>> (p.1)
    Author Topic: Bitcoin, or How to Hammer in Nails with a Microscope  (Read 2505 times)
    Severian (OP)
    Sr. Member
    ****
    Offline Offline

    Activity: 476
    Merit: 250



    View Profile
    October 12, 2012, 04:39:52 AM
     #1

    Quote
    http://www.loper-os.org/?p=939

    The answer instead is that, while the unknown inventor of Bitcoin was quite clever, most of its users are alarmingly dull.  This includes the “pioneers” who set up Bitcoin-based financial services of every kind.  Why? Because they are pounding in nails with a microscope. These fools have been handed a technology so clever, so disruptive and revolutionary, that the rulers of the world would have to fully unmask themselves as ruthless tyrants in order to suppress it, — or give up their thrones on their own free will — if it were used correctly, that is. But at present, the microscope again and again goes “clang!” against the table, the nails slowly and crookedly creep inward, and tiny shards of the world’s finest lenses fly in all directions.

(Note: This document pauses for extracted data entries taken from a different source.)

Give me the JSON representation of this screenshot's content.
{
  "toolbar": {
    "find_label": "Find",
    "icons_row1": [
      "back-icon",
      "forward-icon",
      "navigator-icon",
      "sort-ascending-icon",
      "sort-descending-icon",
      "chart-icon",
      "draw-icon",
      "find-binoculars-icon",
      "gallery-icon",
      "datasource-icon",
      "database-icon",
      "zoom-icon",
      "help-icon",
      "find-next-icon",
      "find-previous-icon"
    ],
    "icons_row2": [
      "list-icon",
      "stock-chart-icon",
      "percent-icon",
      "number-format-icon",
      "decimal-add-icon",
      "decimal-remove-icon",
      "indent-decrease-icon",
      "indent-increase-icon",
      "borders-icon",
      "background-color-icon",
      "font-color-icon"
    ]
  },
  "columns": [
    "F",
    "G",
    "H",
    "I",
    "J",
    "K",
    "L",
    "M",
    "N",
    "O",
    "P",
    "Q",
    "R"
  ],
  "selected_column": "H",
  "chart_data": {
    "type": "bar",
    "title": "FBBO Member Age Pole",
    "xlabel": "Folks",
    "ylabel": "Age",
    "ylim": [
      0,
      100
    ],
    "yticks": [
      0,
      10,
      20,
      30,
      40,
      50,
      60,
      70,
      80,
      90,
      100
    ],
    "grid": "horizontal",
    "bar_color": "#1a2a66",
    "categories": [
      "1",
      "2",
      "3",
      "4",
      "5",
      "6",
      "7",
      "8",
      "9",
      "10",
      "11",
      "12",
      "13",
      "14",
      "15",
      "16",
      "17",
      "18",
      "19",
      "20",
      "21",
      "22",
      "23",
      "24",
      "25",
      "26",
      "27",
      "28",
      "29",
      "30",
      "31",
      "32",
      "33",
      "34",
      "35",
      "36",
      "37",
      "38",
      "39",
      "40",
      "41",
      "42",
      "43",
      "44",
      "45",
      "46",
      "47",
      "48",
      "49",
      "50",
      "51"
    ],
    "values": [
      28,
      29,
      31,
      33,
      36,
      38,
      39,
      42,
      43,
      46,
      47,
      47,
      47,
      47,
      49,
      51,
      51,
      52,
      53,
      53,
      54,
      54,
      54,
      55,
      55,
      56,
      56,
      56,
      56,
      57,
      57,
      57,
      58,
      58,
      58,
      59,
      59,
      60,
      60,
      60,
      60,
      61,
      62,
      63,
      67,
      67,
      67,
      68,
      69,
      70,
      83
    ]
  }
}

    Bitcoiners are pounding in nails with a microscope, because they have insisted on faithfully re-creating the financial institutions of the meatspace world – banks, stock markets, derivatives trading, and the like – without any of the familiar meatspace law enforcement mechanisms (police and courts) or the best-known traditional black-market alternative to these mechanisms: the threat of immediate physical violence as an incentive to promise-keeping.

    Satoshi Nakamoto, the supposed inventor of Bitcoin, could be a Bourbaki or a man in a grey suit drawing an NSA salary.  But whoever he was, he handed this lot of morons a true jewel of “alien technology.” With which they proceeded to knock one another on the head with, exactly as they did with their stone-age cudgels the day before.  Bitcoin allows the user to exchange value without physical proximity, without the use of a central arbitrating authority, anonymously, and without having to trust anyone (save for the “Byzantine-condition” assurance that a plurality of users are running the actual Bitcoin algorithm, and not a subverted version.)  And yet the fools insist on building shoddy copies of meatspace institutions where the cryptographic perfection of this jewel is all for naught, and we’re back to having to blindly trust the user on the other side of the Internet connection when he insists that he will invest our virtual coins in real-world commodities (or the paper imitations thereof), and return some of the proceeds to us in the future.  And with none of the admittedly-limited safeguards of meatspace in the mix. 

    Yes, the meatspace universe contains Bernie Madoff, Jon Corzine and their many merry friends.  But in the present-day world of Bitcoin, any digital bum who can set up a Linux box and string together some slick words imagines himself a Corzine.  And, what is far sadder, fools invariably show up, ready to part with their Bitcoins on their own free will.  They give them up in exchange for promises, backed by nothing at all. And then have the gall to complain.